Rule: S3 Bucket Default Encryption Should Be Enabled with KMS
This rule ensures that default encryption with KMS is enabled for S3 buckets.
| Rule | S3 bucket default encryption should be enabled with KMS |
| Framework | NIST 800-53 Revision 5 |
| Severity | ✔ Medium |
S3 Bucket Default Encryption with KMS for NIST 800-53 Revision 5
Description
Enabling default encryption for Amazon S3 buckets with AWS Key Management Service (KMS) is a crucial security measure to protect sensitive data stored in the buckets. This rule ensures that all newly created S3 buckets have encryption enabled using KMS customer master keys (CMKs) as per the NIST 800-53 Revision 5 security controls.
Troubleshooting Steps
If encryption is not enabled or misconfigured, you may encounter the following issues:
- 1.Data Breach Risk: Sensitive data stored in the S3 buckets may be accessed by unauthorized individuals.
- 2.Compliance Violation: Failure to meet the security controls outlined in NIST 800-53 Revision 5.
Necessary Codes
To enable default encryption with KMS for S3 buckets, the following code should be used when creating new buckets:
aws s3api create-bucket --bucket <bucket-name> --create-bucket-configuration LocationConstraint=<aws-region> --encryption BucketKeyEnabled=true,DefaultMasterKeyID=<kms-key-id>
Make sure to replace
<bucket-name><aws-region><kms-key-id>Remediation Steps
Follow the steps below to remediate and enable default S3 bucket encryption using KMS:
- 1.Log in to the AWS Management Console.

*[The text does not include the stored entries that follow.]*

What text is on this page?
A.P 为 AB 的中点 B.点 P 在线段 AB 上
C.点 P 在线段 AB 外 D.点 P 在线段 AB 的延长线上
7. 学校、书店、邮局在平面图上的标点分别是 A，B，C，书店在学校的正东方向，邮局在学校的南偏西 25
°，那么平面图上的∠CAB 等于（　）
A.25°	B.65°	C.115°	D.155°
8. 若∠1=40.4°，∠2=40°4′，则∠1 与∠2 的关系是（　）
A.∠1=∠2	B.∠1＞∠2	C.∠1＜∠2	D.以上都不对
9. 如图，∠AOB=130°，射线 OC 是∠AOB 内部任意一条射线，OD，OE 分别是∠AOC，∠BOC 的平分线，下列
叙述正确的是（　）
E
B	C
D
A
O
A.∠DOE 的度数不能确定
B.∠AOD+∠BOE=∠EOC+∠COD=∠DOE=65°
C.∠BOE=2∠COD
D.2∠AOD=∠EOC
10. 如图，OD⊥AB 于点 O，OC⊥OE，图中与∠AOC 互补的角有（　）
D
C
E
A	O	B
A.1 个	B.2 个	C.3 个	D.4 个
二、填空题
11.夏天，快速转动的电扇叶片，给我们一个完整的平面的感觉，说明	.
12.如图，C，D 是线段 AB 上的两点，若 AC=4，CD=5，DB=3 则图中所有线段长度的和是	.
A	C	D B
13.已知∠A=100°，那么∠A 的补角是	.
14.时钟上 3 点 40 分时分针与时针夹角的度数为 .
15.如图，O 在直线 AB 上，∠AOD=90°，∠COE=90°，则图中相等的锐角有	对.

- 2.Go to the Amazon S3 service.
- 3.Click on "Create bucket" to create a new bucket or select an existing bucket to modify.
- 4.In the "Name and region" section, provide a unique bucket name and select the appropriate region.
- 5.Click on "Next" until you reach the "Set permissions" section.
- 6.In the "Set permissions" section, scroll down to find the "Default encryption" option.
- 7.Select "AWS Key Management Service (AWS KMS)" as the encryption type.
- 8.Choose the desired KMS customer master key (CMK) from the dropdown list.
- 9.Continue with the remaining steps to configure other bucket settings as required.
- 10.Finally, review the configuration and click on "Create bucket" or "Save changes" to enable default encryption for the bucket.
Verification
To ensure that default encryption with KMS is enabled for an S3 bucket, perform the following steps:
- 1.Log in to the AWS Management Console.
- 2.Go to the Amazon S3 service.
- 3.Select the bucket for verification.
- 4.Click on the "Properties" tab.
- 5.In the "Default encryption" section, verify that the encryption type is set to "AWS Key Management Service (AWS KMS)".
- 6.Check that the selected key matches the desired KMS customer master key (CMK) ID.
- 7.Additionally, you can validate encryption by uploading a test object to the bucket and confirming that it is encrypted using KMS.
By following these steps, you will successfully enable default encryption with KMS for S3 buckets, meeting the NIST 800-53 Revision 5 security control requirements.